Across clinical trials of TAFINLAR administered with trametinib, fever occurred in 58% of patients. Serious febrile reactions and fever of any severity complicated by hypotension, rigors or chills, dehydration or renal failure occurred in 5% of patients. Fever was complicated by hypotension in 4%, dehydration in 3%, syncope in 2%, renal failure in 1%, and severe chills/rigors in < 1% of patients. Withhold TAFINLAR for fever of greater than or equal to 101.3ºF, or fever complicated by hypotension, rigors or chills, dehydration, or renal failure, and evaluate for signs and symptoms of infection. Monitor serum creatinine and other evidence of renal function during and following severe pyrexia.

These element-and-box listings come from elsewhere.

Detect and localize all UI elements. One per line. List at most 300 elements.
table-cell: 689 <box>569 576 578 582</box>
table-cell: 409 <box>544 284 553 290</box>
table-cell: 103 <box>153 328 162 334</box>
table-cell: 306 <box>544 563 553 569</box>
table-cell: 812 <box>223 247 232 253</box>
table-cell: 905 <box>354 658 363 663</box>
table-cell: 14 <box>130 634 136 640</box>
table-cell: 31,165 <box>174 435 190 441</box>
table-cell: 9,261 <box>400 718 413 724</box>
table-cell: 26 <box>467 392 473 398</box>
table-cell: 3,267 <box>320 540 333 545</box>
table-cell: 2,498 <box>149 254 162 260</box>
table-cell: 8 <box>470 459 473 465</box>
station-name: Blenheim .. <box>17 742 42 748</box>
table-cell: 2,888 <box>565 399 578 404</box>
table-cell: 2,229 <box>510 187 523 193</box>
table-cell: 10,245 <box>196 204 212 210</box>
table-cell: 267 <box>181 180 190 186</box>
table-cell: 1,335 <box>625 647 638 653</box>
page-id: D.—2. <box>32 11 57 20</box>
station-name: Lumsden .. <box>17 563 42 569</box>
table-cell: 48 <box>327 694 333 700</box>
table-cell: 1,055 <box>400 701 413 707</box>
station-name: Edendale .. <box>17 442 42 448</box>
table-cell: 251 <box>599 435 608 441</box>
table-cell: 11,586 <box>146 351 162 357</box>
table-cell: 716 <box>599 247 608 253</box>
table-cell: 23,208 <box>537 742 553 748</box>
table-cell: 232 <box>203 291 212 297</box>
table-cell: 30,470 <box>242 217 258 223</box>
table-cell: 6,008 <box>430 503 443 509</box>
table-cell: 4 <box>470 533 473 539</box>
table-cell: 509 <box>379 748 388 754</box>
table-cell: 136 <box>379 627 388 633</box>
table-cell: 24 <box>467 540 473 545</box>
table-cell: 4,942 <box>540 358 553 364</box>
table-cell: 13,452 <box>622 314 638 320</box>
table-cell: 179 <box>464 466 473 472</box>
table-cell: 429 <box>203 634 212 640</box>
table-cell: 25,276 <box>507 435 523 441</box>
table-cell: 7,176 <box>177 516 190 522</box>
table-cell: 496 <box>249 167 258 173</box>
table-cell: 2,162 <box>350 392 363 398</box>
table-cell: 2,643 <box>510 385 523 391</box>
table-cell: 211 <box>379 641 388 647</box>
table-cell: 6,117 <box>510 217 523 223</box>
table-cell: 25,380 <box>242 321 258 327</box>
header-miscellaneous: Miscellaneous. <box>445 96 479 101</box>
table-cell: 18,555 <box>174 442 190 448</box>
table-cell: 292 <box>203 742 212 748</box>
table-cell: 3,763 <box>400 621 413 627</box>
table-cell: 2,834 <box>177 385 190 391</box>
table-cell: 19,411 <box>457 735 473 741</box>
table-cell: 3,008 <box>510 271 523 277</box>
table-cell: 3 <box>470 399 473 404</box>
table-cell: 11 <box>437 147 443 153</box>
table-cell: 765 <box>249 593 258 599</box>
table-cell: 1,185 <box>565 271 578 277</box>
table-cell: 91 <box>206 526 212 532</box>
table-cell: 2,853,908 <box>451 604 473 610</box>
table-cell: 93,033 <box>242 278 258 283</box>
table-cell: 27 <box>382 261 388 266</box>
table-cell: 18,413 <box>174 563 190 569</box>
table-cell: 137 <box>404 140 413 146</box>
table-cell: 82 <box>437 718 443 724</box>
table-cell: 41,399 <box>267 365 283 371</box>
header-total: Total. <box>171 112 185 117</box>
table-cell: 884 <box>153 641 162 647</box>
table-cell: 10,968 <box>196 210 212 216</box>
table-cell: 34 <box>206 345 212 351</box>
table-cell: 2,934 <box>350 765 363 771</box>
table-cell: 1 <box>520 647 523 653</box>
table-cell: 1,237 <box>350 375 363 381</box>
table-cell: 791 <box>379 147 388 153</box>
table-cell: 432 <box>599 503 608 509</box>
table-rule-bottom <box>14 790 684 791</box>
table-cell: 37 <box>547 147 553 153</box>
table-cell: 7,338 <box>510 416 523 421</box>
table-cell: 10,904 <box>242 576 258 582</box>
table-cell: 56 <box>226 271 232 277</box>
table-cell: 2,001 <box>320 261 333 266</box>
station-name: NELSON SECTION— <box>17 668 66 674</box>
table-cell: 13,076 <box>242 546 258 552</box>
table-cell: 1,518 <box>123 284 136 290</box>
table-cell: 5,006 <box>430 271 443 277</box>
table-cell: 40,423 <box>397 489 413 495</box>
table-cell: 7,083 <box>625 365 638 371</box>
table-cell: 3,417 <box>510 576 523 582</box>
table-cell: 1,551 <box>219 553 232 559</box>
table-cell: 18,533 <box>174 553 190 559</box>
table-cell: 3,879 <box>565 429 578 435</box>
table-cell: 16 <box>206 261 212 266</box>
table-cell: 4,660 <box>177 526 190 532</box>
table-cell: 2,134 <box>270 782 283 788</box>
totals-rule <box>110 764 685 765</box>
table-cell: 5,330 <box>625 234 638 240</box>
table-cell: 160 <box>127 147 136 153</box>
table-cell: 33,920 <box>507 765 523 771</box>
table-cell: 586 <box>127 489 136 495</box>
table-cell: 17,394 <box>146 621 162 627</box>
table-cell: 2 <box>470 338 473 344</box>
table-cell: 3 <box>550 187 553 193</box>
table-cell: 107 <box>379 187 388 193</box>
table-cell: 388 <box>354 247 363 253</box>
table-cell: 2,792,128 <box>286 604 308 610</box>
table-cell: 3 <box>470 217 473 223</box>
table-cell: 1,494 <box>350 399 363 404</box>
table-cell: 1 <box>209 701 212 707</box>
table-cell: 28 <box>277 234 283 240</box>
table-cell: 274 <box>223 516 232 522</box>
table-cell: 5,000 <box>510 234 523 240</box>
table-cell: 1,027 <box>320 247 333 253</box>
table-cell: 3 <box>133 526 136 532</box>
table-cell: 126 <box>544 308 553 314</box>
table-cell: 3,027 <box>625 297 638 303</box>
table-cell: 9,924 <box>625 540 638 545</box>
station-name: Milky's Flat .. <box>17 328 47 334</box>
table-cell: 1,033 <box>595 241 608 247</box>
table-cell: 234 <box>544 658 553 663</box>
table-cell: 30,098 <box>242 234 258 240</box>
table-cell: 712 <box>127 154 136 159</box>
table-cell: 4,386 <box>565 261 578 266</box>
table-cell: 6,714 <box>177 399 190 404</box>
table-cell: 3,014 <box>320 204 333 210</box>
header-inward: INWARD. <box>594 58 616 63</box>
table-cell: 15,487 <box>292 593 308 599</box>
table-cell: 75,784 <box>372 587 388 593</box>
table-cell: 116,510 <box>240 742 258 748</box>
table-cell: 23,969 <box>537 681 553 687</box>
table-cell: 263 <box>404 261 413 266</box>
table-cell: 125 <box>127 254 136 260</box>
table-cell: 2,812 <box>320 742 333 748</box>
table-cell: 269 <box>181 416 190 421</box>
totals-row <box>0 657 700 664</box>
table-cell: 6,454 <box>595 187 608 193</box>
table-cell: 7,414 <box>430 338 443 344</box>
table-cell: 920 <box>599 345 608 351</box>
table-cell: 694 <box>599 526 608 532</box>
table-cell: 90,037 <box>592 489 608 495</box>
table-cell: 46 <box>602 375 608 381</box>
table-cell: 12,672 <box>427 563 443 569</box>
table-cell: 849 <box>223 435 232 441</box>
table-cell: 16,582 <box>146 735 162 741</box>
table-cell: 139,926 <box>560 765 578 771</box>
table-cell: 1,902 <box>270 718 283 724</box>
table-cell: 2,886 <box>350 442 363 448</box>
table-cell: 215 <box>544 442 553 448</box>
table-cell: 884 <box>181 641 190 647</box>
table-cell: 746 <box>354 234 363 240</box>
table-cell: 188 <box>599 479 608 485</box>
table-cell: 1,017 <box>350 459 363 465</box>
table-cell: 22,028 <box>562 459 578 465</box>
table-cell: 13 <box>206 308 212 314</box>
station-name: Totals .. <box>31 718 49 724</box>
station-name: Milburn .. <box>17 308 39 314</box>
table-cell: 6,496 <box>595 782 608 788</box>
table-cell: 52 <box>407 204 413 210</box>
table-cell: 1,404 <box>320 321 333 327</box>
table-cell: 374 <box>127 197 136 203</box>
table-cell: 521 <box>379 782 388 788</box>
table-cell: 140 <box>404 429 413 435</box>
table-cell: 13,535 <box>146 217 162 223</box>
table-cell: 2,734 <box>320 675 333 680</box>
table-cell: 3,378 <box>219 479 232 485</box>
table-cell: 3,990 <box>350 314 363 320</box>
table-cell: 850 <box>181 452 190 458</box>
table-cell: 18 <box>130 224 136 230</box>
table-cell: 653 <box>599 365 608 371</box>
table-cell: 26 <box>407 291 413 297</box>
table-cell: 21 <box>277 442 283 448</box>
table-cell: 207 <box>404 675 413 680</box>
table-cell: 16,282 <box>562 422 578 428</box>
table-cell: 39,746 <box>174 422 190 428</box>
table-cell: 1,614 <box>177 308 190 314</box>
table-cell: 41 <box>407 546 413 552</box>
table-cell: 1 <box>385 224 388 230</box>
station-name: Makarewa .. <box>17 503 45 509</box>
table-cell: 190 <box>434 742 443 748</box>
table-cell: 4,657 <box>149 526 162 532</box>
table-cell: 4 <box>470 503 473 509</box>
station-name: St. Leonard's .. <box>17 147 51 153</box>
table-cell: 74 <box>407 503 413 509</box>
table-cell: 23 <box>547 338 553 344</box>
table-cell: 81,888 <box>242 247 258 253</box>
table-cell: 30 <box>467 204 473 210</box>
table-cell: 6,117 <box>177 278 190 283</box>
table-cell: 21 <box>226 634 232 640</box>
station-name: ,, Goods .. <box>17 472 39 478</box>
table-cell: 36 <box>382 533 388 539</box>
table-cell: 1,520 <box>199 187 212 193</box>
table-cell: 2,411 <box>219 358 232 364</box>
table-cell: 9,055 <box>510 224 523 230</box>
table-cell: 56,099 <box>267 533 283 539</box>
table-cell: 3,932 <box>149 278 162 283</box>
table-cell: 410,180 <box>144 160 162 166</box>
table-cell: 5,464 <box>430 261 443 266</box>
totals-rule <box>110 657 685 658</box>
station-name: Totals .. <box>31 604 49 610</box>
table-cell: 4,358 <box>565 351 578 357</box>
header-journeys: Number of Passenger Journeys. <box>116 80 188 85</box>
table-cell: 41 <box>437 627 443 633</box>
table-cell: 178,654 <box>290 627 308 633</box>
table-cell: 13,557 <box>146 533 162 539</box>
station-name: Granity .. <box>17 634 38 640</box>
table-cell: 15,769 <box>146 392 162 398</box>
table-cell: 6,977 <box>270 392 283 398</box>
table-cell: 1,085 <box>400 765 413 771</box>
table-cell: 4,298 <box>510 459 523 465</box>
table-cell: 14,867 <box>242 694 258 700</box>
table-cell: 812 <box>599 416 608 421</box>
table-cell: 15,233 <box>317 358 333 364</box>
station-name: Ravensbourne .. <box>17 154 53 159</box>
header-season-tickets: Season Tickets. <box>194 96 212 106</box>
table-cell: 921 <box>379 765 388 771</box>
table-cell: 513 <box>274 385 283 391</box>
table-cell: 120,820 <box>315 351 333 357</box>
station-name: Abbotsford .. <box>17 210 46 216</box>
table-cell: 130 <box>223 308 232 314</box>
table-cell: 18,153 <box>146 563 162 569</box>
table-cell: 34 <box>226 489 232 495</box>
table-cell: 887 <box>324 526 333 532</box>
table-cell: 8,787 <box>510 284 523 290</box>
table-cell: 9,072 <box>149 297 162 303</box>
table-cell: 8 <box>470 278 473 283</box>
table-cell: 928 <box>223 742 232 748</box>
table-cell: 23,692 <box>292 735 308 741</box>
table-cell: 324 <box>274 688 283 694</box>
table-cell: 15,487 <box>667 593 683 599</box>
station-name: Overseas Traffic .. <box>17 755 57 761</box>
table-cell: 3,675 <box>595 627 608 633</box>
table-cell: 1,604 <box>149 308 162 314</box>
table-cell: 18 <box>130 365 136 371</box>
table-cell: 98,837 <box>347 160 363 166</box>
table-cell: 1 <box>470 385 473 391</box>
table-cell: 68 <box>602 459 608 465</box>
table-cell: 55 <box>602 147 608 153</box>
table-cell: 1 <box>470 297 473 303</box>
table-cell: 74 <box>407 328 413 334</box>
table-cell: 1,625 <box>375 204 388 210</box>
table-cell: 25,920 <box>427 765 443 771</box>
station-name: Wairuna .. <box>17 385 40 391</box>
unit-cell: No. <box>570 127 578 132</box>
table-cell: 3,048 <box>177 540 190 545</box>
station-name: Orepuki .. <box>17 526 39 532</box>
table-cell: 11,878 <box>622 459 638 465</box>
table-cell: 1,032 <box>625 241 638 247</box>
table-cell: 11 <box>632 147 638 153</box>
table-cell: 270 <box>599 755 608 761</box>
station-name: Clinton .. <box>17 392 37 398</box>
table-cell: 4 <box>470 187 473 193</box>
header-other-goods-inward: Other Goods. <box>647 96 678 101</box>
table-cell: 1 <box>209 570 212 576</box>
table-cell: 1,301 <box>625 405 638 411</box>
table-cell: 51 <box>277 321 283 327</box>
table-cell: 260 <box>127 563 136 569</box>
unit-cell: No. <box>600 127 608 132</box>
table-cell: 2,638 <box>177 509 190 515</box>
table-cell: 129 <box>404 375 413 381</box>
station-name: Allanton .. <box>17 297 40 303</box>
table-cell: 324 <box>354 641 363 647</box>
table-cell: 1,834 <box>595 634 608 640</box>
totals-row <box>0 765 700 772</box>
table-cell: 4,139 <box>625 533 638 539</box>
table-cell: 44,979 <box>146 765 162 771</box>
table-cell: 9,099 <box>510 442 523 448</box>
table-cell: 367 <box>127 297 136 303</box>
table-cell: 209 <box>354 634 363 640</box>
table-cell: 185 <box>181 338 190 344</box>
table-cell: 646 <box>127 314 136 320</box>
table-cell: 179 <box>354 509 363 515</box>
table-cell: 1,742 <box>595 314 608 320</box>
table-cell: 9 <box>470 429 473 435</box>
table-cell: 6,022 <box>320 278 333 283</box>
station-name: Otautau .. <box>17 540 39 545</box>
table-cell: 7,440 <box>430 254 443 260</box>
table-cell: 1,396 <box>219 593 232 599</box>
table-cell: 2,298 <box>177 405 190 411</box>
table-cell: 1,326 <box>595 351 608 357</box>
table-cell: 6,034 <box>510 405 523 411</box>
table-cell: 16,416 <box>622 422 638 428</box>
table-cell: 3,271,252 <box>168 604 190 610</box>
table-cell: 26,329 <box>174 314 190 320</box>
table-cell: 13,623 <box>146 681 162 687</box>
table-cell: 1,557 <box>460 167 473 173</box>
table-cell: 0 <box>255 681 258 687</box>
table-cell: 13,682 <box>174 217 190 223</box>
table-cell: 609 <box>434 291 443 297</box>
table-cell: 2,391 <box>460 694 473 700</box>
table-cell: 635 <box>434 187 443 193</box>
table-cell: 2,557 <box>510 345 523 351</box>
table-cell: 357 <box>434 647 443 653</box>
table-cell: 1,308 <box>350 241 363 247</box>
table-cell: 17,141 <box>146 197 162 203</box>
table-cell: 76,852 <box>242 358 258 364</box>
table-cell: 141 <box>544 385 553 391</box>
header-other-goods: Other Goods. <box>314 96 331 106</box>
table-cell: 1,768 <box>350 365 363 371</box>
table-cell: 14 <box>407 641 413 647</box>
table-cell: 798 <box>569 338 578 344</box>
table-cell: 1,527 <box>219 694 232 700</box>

Refer to Table 2 for recommended dose modifications for adverse reactions [see Dosage and Administration (2.7)]. Administer antipyretics as secondary prophylaxis when resuming TAFINLAR if patient had a prior episode of severe febrile reaction or fever associated with complications. Administer corticosteroids (e.g., prednisone 10 mg daily) for at least 5 days for second or subsequent pyrexia if temperature does not return to baseline within 3 days of onset of pyrexia, or for pyrexia associated with complications, such as dehydration, hypotension, renal failure or severe chills/rigors, and there is no evidence of active infection.

5.7 Serious Skin Toxicities

Severe cutaneous adverse reactions (SCARs), including Stevens-Johnson syndrome (SJS) and drug reaction with eosinophilia and systemic symptoms (DRESS), which can be life-threatening or fatal, have been reported during treatment with TAFINLAR administered with trametinib [see Adverse Reactions (6.2)].

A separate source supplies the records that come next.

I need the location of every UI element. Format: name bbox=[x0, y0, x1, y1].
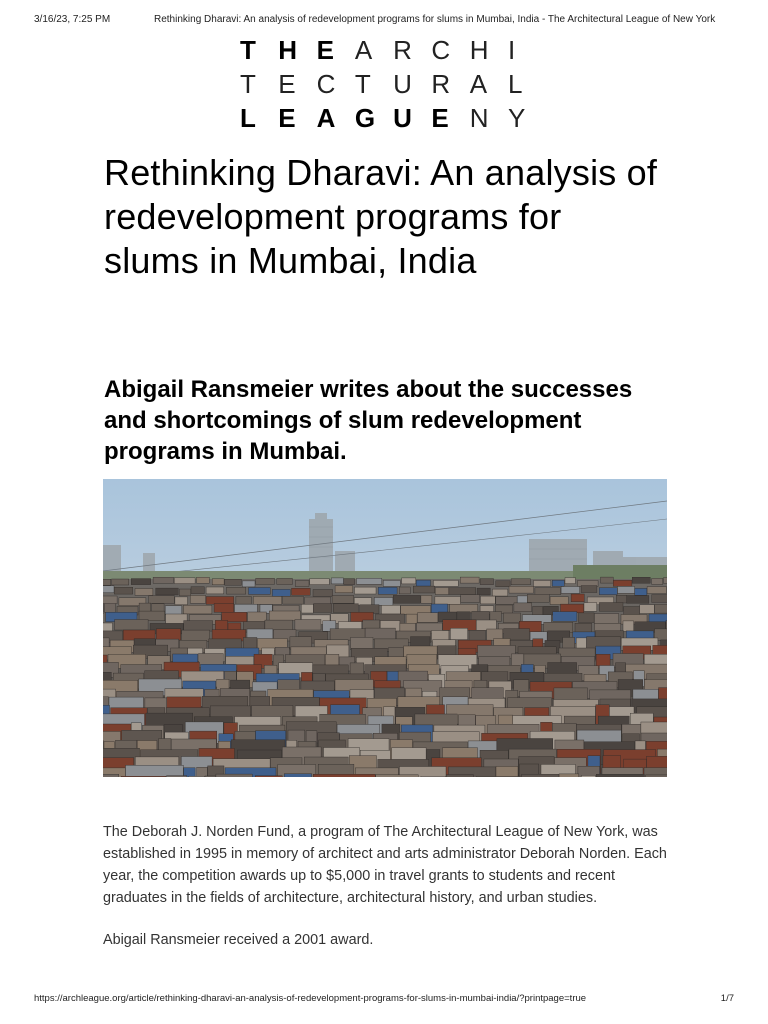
logo-letter: T bbox=[240, 69, 256, 99]
logo-letter: R bbox=[431, 69, 451, 99]
logo-letter: H bbox=[469, 35, 489, 65]
print-page-number: 1/7 bbox=[720, 993, 734, 1004]
logo-row bbox=[240, 101, 532, 135]
logo-letter: C bbox=[431, 35, 451, 65]
body-paragraph-fund: The Deborah J. Norden Fund, a program of The Architectural League of New York, was established in 1995 in memory of architect and arts administrator Deborah Norden. Each year, the competition awards up to $5,000 in travel grants to students and recent graduates in the fields of architecture, architectural history, and urban studies. bbox=[103, 824, 667, 906]
logo-letter: C bbox=[316, 69, 336, 99]
logo-row bbox=[240, 67, 532, 101]
article-body bbox=[103, 821, 668, 951]
logo-letter: E bbox=[278, 69, 296, 99]
logo-letter: E bbox=[431, 103, 449, 133]
logo-letter: N bbox=[469, 103, 489, 133]
print-page-title: Rethinking Dharavi: An analysis of redevelopment programs for slums in Mumbai, India - The Architectural League of New York bbox=[154, 14, 716, 25]
logo-letter: G bbox=[354, 103, 376, 133]
logo-letter: A bbox=[354, 35, 373, 65]
logo-letter: I bbox=[507, 35, 516, 65]
logo-letter: R bbox=[393, 35, 412, 65]
body-paragraph-award: Abigail Ransmeier received a 2001 award. bbox=[103, 932, 374, 948]
logo-letter: L bbox=[507, 69, 523, 99]
print-url[interactable]: https://archleague.org/article/rethinking-dharavi-an-analysis-of-redevelopment-programs-for-slums-in-mumbai-india/?printpage=true bbox=[34, 993, 587, 1004]
logo-letter: E bbox=[316, 35, 334, 65]
logo-letter: E bbox=[278, 103, 296, 133]
logo-letter: U bbox=[393, 69, 412, 99]
logo-letter: L bbox=[240, 103, 256, 133]
logo-letter: A bbox=[316, 103, 336, 133]
logo-row bbox=[240, 33, 532, 67]
logo-letter: H bbox=[278, 35, 298, 65]
logo-letter: U bbox=[393, 103, 412, 133]
dharavi-slum-photo bbox=[103, 479, 667, 777]
logo-letter: T bbox=[240, 35, 256, 65]
print-datetime: 3/16/23, 7:25 PM bbox=[34, 14, 111, 25]
logo-letter: Y bbox=[507, 103, 526, 133]
logo-letter: T bbox=[354, 69, 371, 99]
logo-letter: A bbox=[469, 69, 488, 99]
article-title: Rethinking Dharavi: An analysis of redevelopment programs for slums in Mumbai, India bbox=[104, 152, 658, 281]
architectural-league-logo[interactable] bbox=[240, 33, 532, 135]
article-subtitle: Abigail Ransmeier writes about the successes and shortcomings of slum redevelopment programs in Mumbai. bbox=[104, 376, 633, 465]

Across clinical trials of TAFINLAR administered with trametinib, other serious skin toxicity occurred in < 1% of patients.

Monitor for new or worsening serious skin reactions. Permanently discontinue TAFINLAR for SCARs. For other skin toxicities, withhold TAFINLAR for intolerable or severe skin toxicity. Resume TAFINLAR at a lower dose in patients with improvement or recovery from skin toxicity within 3 weeks. Permanently discontinue TAFINLAR if skin toxicity has not improved within 3 weeks [see Dosage and Administration (2.7)].

5.8 Hyperglycemia

Across clinical trials of TAFINLAR monotherapy, 14% of patients with a history of diabetes that received TAFINLAR required more intensive hypoglycemic therapy. Grade 3 and Grade 4 hyperglycemia occurred in 3% of patients.

Across clinical trials of TAFINLAR administered with trametinib, 15% of patients with a history of diabetes who had received TAFINLAR with trametinib required more intensive hypoglycemic therapy. Grade 3 and Grade 4 hyperglycemia occurred in 2% of patients. Monitor serum glucose levels upon initiation and as clinically appropriate when TAFINLAR is administered in patients with preexisting diabetes or hyperglycemia. Initiate or optimize anti-hyperglycemic medications as clinically indicated.

5.9 Glucose-6-Phosphate Dehydrogenase Deficiency

TAFINLAR, which contains a sulfonamide moiety, confers a potential risk of hemolytic anemia in patients with glucose-6-phosphate dehydrogenase (G6PD) deficiency. Monitor patients with G6PD deficiency for signs of hemolytic anemia while taking TAFINLAR.